Other efforts underway
In the past several years, University of Lund researchers have begun to collaborate with the University of Cambridge on a project to use embryonic stem cells, similar to BlueRock’s approach. They began clinical trials this year.
A company in Japan called Sumitomo is using a different strategy; instead of stem cells from embryos, they’re reprogramming adults' blood or skin cells into induced pluripotent stem cells - meaning they can turn into any cell type - and then directing them into dopamine producing neurons. Although Sumitomo started clinical trials earlier than BlueRock, they haven’t yet revealed any results.
“It's a rapidly evolving field,” says Emma Lane, a pharmacologist at the University of Cardiff who researches clinical interventions for Parkinson’s. “But BlueRock’s trial is the first full phase 1 trial to report such positive findings with stem cell based therapies.” The company’s upcoming phase 2 research will be critical to show how effectively the therapy can improve disease symptoms, she added.
The cure over the horizon
BlueRock will continue to look at data from patients in the phase 1 trial to monitor the treatment’s effects over a two-year period. Meanwhile, the team is planning the phase 2 trial with more participants, including a placebo group.

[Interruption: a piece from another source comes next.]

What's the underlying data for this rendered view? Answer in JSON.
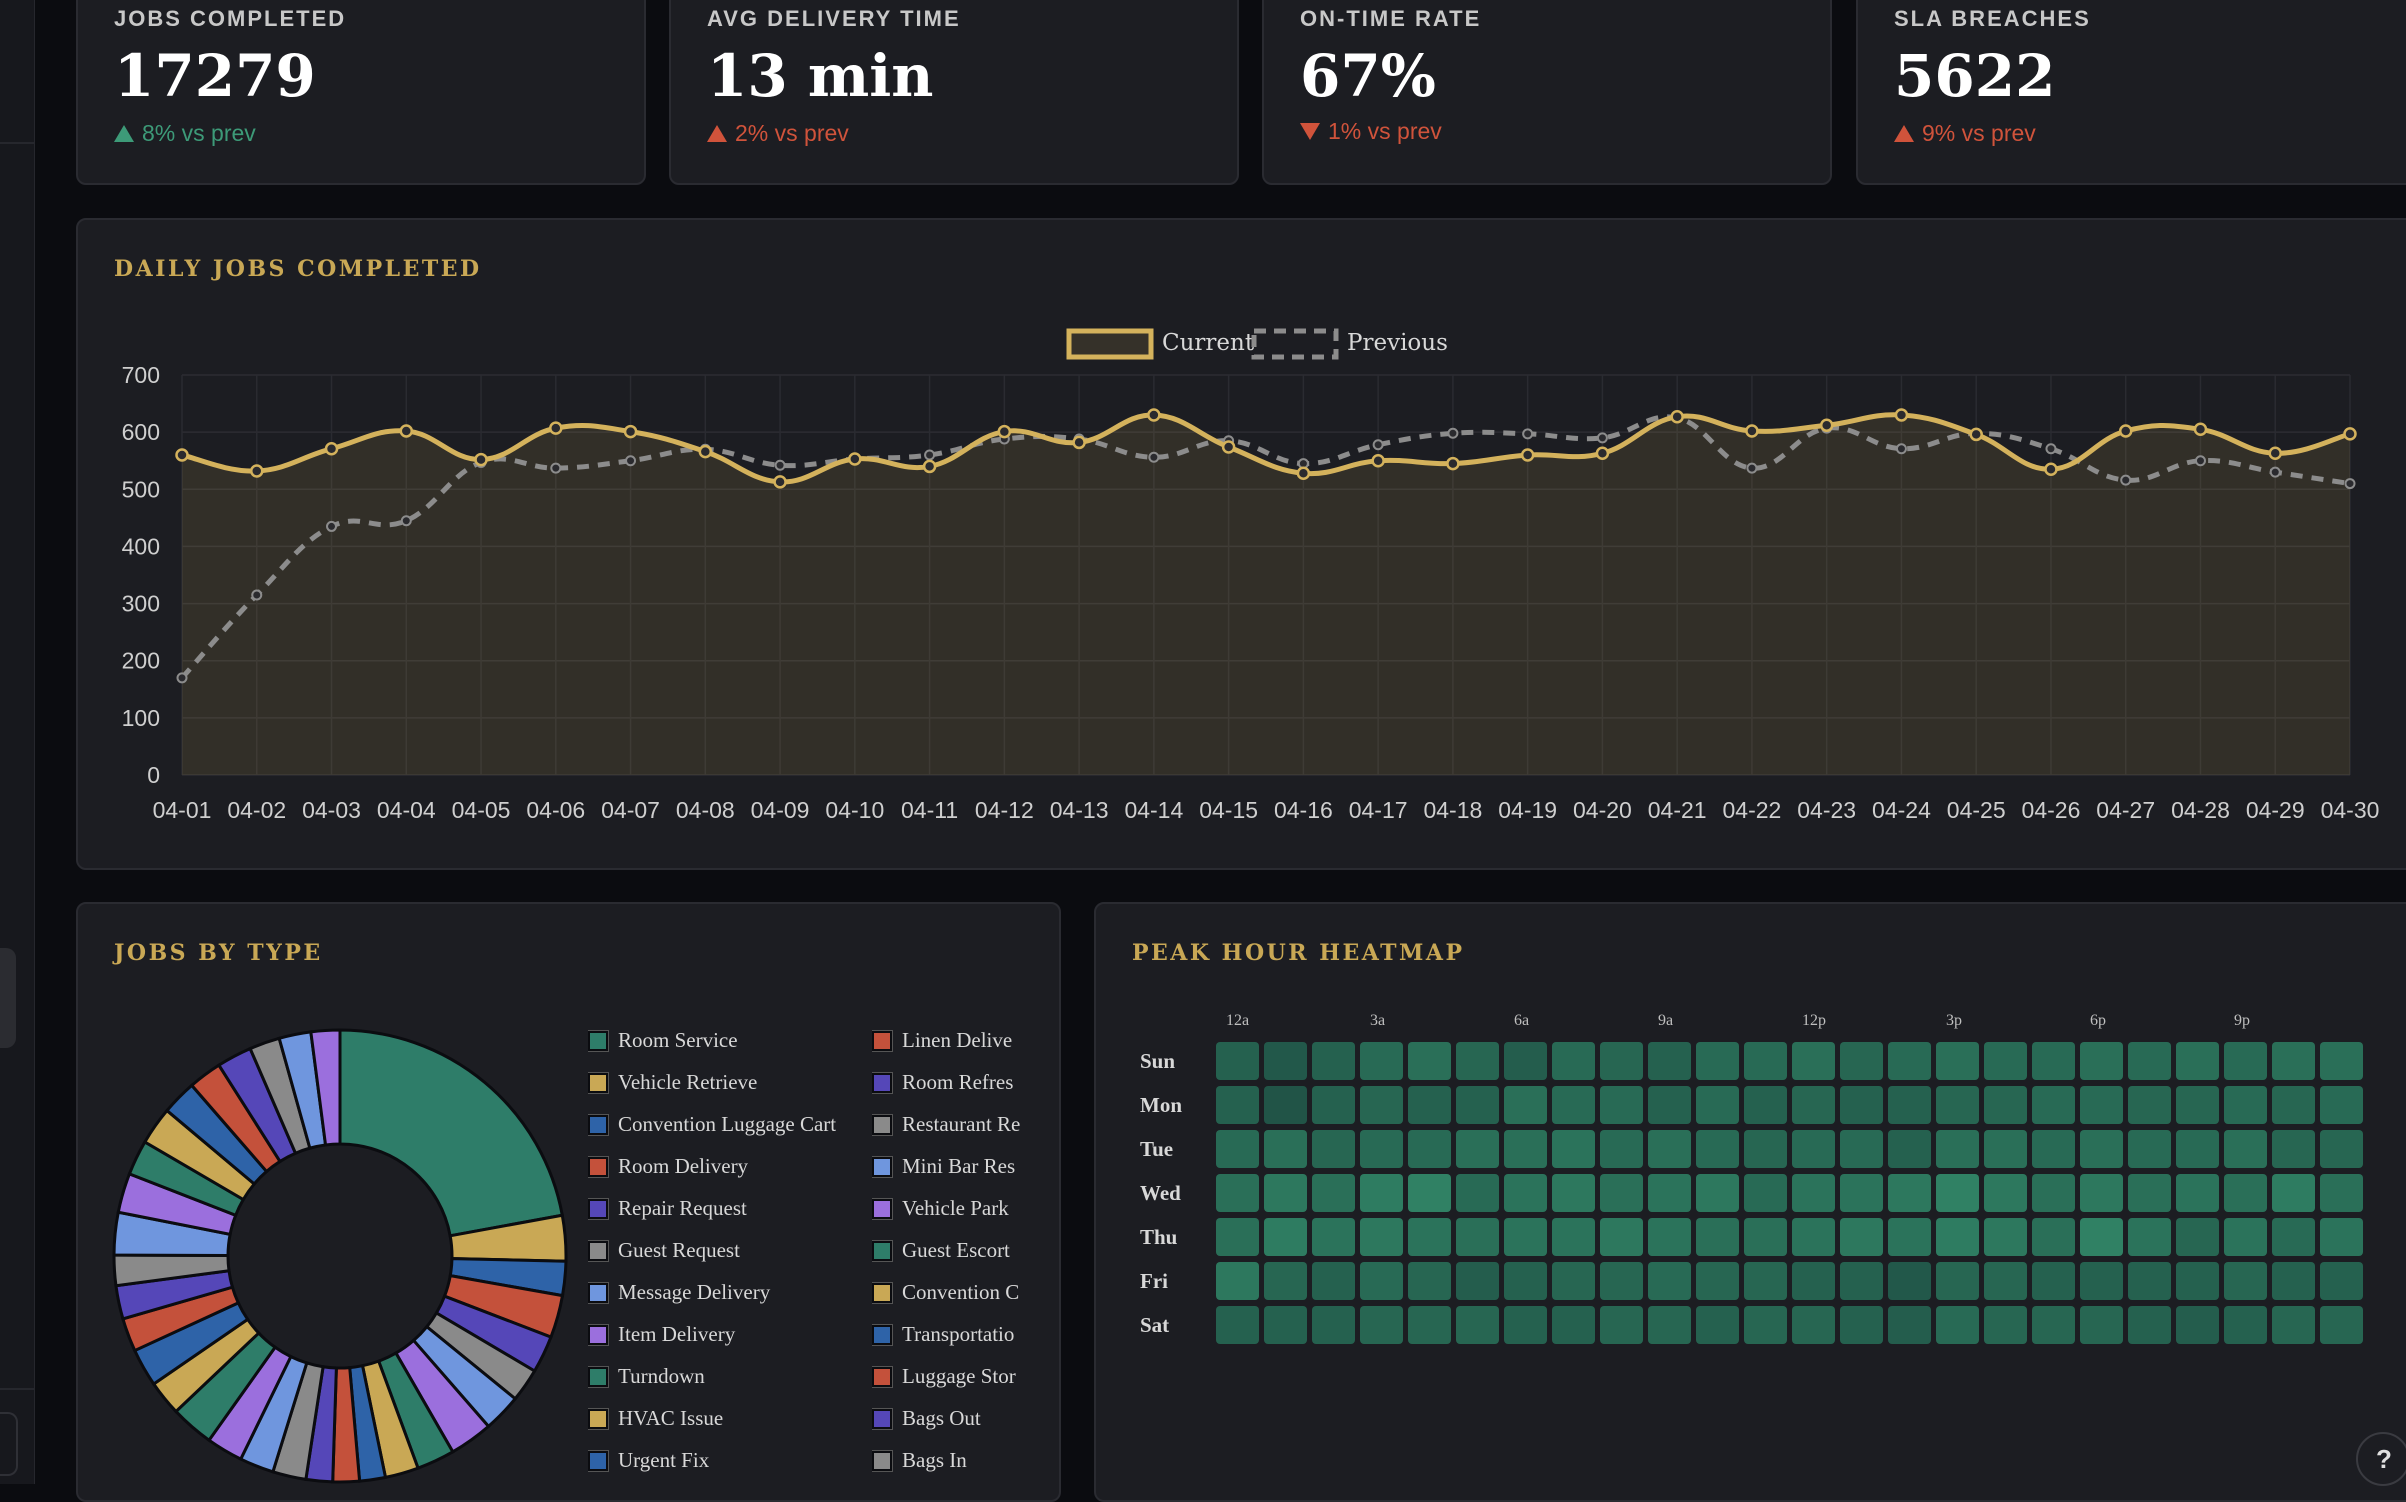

For patients with Parkinson’s like Martin Taylor, the therapy offers some hope, though Taylor recognizes that more research is needed.
BlueRock Therapeutics
“Like many in the community, I'm aware of the long history of cell therapy,” he says. “They've long had that cure over the horizon.” His expectations are somewhat guarded, he says, but, “it's certainly positive to see…movement in the field again.”
"If we can demonstrate what we’re seeing today in a more robust study, that would be great,” Enayetallah says. “At the end of the day, we want to address that unmet need in a field that's been waiting for a long time.”
Editor's note: The company featured in this piece, BlueRock Therapeutics, is a portfolio company of Leaps by Bayer, which is a sponsor of Leaps.org. BlueRock was acquired by Bayer Pharmaceuticals in 2019. Leaps by Bayer and other sponsors have never exerted influence over Leaps.org content or contributors.